How the Snapchat Speed Filter Resulted in Three Deaths
In May 2017, three teenagers in Walworth County, Wisconsin, were involved in a fatal accident. Prior to losing control of the vehicle, and crashing into a tree, the 17-year-old driver had reached speeds exceeding 120 miles an hour.
Data later obtained, revealed shortly before the crash occurred, a passenger in the vehicle opened the Snapchat Speed Filter. It’s a controversial feature that documents and posts the speed of whatever vehicle the user is in. Higher speeds often receive increased engagement.
Following the accident, the driver’s parents filed a lawsuit against Snap Inc., the parent company of Snapchat. The suit alleges Snap Inc. knew the Speed Filter encouraged dangerous behavior, and they ultimately shared some responsibility for the crash.
The Lawsuit’s Journey Through the Legal System
Initially, the lawsuit was dismissed, with the judge citing Section 230 of the Communications Decency Act. It provides extensive immunity for tech companies, including social media companies, from libel and civil suits related to the content users create and post. The dismissal wasn’t surprising, as Section 230 is frequently used to shield tech companies from similar suits.
However, what happened next shocked most legal experts. A three-judge panel of the 9th US Circuit Court of Appeals reversed the decision, allowing the parents to continue with their suit against Snap Inc. The court stated Section 230 only applies to content created by users, but the Speed Filter was created by Snapchat.
The Future of Liability Law for Tech Companies
In 2019, victims’ right lawyer Carrie Goldberg brought a similar suit against Grinder, claiming the company failed to exercise proper care in protecting the public from injury and harm. The suit was ultimately rejected by the 2nd US Circuit Court of Appeals, which cited Section 230. However, now that the 9th Circuit Court has interpreted the section in a different way, additional lawsuits against tech companies are likely.

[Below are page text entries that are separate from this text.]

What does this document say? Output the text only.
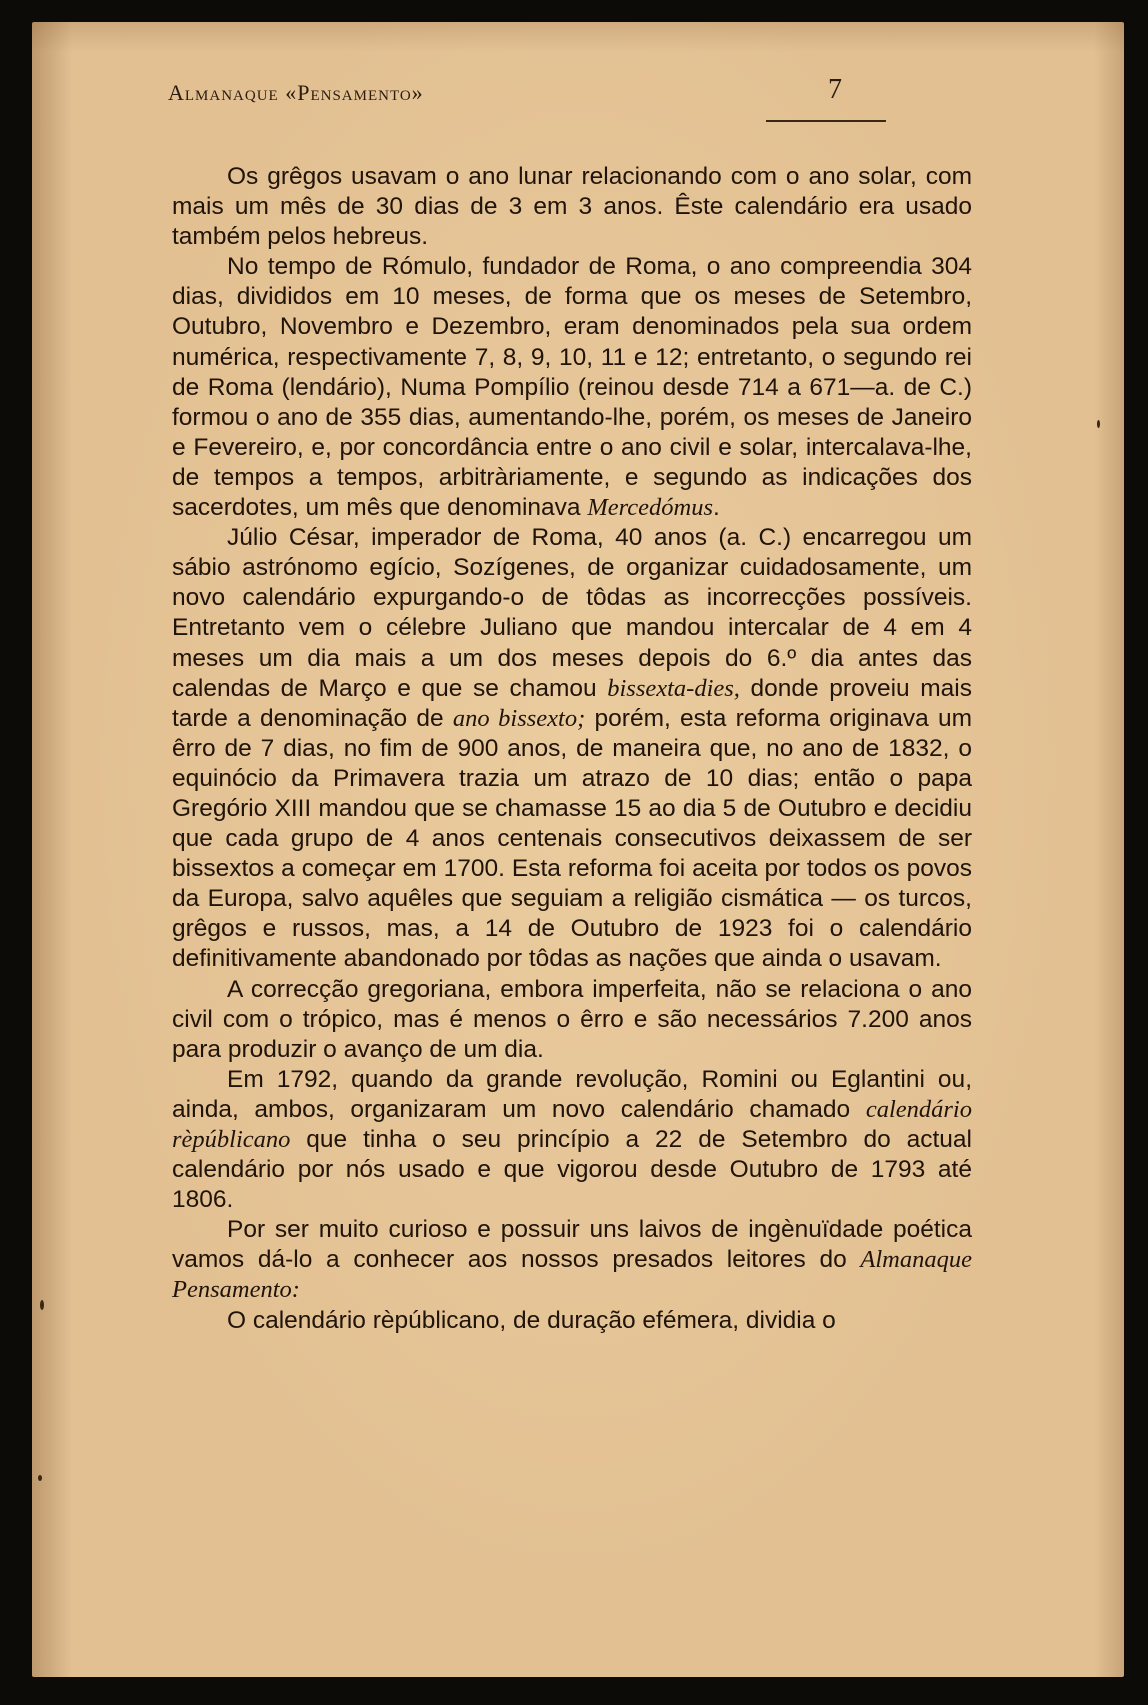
Almanaque «Pensamento»	7

Os grêgos usavam o ano lunar relacionando com o ano solar, com mais um mês de 30 dias de 3 em 3 anos. Êste calendário era usado também pelos hebreus.

No tempo de Rómulo, fundador de Roma, o ano compreendia 304 dias, divididos em 10 meses, de forma que os meses de Setembro, Outubro, Novembro e Dezembro, eram denominados pela sua ordem numérica, respectivamente 7, 8, 9, 10, 11 e 12; entretanto, o segundo rei de Roma (lendário), Numa Pompílio (reinou desde 714 a 671—a. de C.) formou o ano de 355 dias, aumentando-lhe, porém, os meses de Janeiro e Fevereiro, e, por concordância entre o ano civil e solar, intercalava-lhe, de tempos a tempos, arbitràriamente, e segundo as indicações dos sacerdotes, um mês que denominava Mercedómus.

Júlio César, imperador de Roma, 40 anos (a. C.) encarregou um sábio astrónomo egício, Sozígenes, de organizar cuidadosamente, um novo calendário expurgando-o de tôdas as incorrecções possíveis. Entretanto vem o célebre Juliano que mandou intercalar de 4 em 4 meses um dia mais a um dos meses depois do 6.º dia antes das calendas de Março e que se chamou bissexta-dies, donde proveiu mais tarde a denominação de ano bissexto; porém, esta reforma originava um êrro de 7 dias, no fim de 900 anos, de maneira que, no ano de 1832, o equinócio da Primavera trazia um atrazo de 10 dias; então o papa Gregório XIII mandou que se chamasse 15 ao dia 5 de Outubro e decidiu que cada grupo de 4 anos centenais consecutivos deixassem de ser bissextos a começar em 1700. Esta reforma foi aceita por todos os povos da Europa, salvo aquêles que seguiam a religião cismática — os turcos, grêgos e russos, mas, a 14 de Outubro de 1923 foi o calendário definitivamente abandonado por tôdas as nações que ainda o usavam.

A correcção gregoriana, embora imperfeita, não se relaciona o ano civil com o trópico, mas é menos o êrro e são necessários 7.200 anos para produzir o avanço de um dia.

Em 1792, quando da grande revolução, Romini ou Eglantini ou, ainda, ambos, organizaram um novo calendário chamado calendário rèpúblicano que tinha o seu princípio a 22 de Setembro do actual calendário por nós usado e que vigorou desde Outubro de 1793 até 1806.

Por ser muito curioso e possuir uns laivos de ingènuïdade poética vamos dá-lo a conhecer aos nossos presados leitores do Almanaque Pensamento:

O calendário rèpúblicano, de duração efémera, dividia o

“The recent ruling invites other plaintiffs to test how narrowly the courts define Section 230,” said Attorney Jason Schneider of Schneider Hammers. “Without 230 acting as a shield, it is conceivable that future suits will have an easier time getting in front of a jury, which is generally what tech companies hope to avoid if they are sued.”
The Snapchat case does have some unique and contradictory attributes. In one sense, the company’s status as a publisher is irrelevant, because they created the Speed Filter, so Section 230 does not apply, making the company legally liable. However, because the user posted on Snapchat, Section 230, at least in theory, offers the company legal protection.
Currently, the 9th and 2nd Circuit Courts have issued different interpretations on Section 230’s legal shielding. Many legal experts believe the Supreme Court will eventually step in, with Clarence Thomas already signaling a willingness to weigh in.
Who is legally responsible when someone posts irresponsible content? Is the user completely at fault, or do the actions of the publishing platform also play a role? Tech companies, content creators, and many others remain eager to learn if and how current laws will change.